Nem isso, nem aquilo: Qualquer coisa de intermédio
Crônica da experiência definitivamente jornalística e literária de uma repórter na Virada Cultural de São Paulo
Quando levantei para pegar as coisas no bagageiro, metade dos passageiros já havia sido lançada para frente com a última freada do motor – pois estavam todos de pé bem antes do ônibus se aproximar da Barra Funda. Eu pensei: Aqui estamos entre paulistanos. A noite estava preparando um fim de semana nublado quando cheguei a São Paulo, nessa sexta-feira. Com direito a garoa, violência e diversidade escancarada pelas ruas para a Virada Cultural. Aqui é São Paulo.
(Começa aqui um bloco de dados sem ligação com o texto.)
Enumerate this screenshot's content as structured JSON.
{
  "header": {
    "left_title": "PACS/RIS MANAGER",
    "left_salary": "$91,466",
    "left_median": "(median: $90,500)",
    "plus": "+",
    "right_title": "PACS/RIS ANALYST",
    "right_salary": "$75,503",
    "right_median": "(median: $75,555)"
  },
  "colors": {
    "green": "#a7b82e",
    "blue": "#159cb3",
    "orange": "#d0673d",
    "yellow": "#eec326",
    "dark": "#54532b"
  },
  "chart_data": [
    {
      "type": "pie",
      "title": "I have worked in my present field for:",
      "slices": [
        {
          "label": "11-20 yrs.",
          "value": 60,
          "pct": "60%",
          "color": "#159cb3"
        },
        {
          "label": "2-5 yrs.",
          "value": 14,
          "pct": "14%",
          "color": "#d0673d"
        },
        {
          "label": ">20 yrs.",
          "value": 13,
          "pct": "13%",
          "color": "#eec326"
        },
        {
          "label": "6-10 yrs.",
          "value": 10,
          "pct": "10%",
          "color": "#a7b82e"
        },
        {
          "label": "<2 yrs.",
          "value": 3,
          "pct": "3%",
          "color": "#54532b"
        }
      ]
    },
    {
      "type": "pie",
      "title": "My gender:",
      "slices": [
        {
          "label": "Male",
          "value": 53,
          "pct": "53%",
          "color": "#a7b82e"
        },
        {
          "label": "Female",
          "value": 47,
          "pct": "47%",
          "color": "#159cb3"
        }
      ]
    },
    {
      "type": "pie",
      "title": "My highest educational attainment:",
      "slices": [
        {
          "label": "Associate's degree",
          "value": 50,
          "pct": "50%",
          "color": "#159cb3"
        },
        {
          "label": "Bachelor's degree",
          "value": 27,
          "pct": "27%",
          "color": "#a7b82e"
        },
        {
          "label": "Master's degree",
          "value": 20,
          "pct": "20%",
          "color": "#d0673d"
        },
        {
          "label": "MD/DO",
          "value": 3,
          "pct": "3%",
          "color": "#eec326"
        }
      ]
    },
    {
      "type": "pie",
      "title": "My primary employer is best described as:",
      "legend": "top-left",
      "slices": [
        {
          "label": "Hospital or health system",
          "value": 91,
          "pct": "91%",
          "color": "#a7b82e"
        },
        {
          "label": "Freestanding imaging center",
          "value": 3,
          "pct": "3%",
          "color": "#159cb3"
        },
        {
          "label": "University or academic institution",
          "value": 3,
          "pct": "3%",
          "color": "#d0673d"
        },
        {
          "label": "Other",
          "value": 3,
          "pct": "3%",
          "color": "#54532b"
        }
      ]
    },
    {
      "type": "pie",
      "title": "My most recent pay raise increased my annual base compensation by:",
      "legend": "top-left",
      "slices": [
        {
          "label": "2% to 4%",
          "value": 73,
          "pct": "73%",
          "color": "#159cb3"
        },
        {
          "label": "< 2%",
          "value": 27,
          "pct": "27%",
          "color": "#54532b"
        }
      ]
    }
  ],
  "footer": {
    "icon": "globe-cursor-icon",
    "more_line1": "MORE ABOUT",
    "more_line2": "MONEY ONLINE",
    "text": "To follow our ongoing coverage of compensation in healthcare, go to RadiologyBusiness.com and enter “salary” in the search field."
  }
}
O cenário à paulistana nos lembrava bem da identidade do evento: Anhangabaú, Largo do Arouche, Mercadão, Júlio Prestes, República, 25 de Março… E havia gente por toda parte, de toda parte. De correr os olhos na multidão, encontrei amigos do cursinho e da rua, da faculdade e da natação – não por ter muitos amigos, trombar em 20 conhecidos era o mínimo que pedia a estatística. Mas foi quase uma hora de busca pelo grupo permanente da minha Virada.
Do pouco que se pode afirmar de maneira generalista sobre esse fim de semana, eu destaco a procura. Estávamos todos a procurar o amigo que se soltou do grupo ou o próximo palco a visitar. Faz parte da cultura da Virada tudo aquilo que acontece nos caminhos, os desvios de percurso, a enorme quantidade de pessoas que não fazem ideia de onde estão ou do que estão fazendo. Digo isso porque o rapaz que parou para olhar a loira cacheada estava se perguntando sobre os mistérios de quem é bonito sem querer, enquanto seus amigos se afastavam. Ficou perdido o resto da noite, sob efeito de alguma substância que ele não se lembra de ter consumido. Um amigo meu nos meteu num show de mágicas, no Parque da Luz, na iminência de nos direcionarmos a um palco de jazz. Depois de uma nota de 2 reais brotar dentro de um limão e com um truque barrado pela ausência de uma criança indiana na plateia, o mágico fechou o espetáculo arrancando-se de dentro de uma camisa de força. E o jazz ficou para a próxima.
Nós espiamos os palcos, ouvimos as músicas e desejamos estar em dois, três lugares ao mesmo tempo para acompanhar as programações do SESC, mas a movimentação das pessoas nos diz mais detalhadamente o que é a Virada Cultural em São Paulo. Um ar de curiosidade, partindo principalmente de crianças e senhorinhas (a parte mais sábia da população), me obrigou a verificar de perto um monumento decorado com ratos mortos e envernizados, no Largo São Bento. Mas também foi a reação das pessoas, desta vez a de pânico, que debandou meu grupo na correria que anunciou espancamentos a pauladas em ruas menos movimentadas próximas à Praça da Sé.
Um casal que passou a contar o aniversário de união a cada Virada estendeu a noite para o dia, como fizeram há seis Viradas atrás, quando se conheceram. Mas também teve quem, de canivete no pescoço, entregou os pertences a um assaltante – por questão de estatística, também estavam lá, aos montes – e jurou nunca mais voltar para o evento cultural. Dançarinos banhados em purpurina se exibiam sobre as caixas de um som eletrônico acompanhado das projeções caleidoscópicas na parede e dos guarda-chuvas iluminados da decoração, enquanto violência e arte aterrorizavam e entorpeciam o público, em algum espaço próximo à Estação da Luz.
Os paulistanos e aqueles que vieram comemorar São Paulo nesse fim de semana definitivamente cultural têm em comum isso de não terem nada em comum, ou de comum. Agora vamos fazer um pouco de silêncio, conforme o apelo do senhor morador de rua que tentava dormir sendo desviado pela multidão – pela parte que conseguia discernir esse desvio – em plena Rua Mauá. Ano que vem tem mais.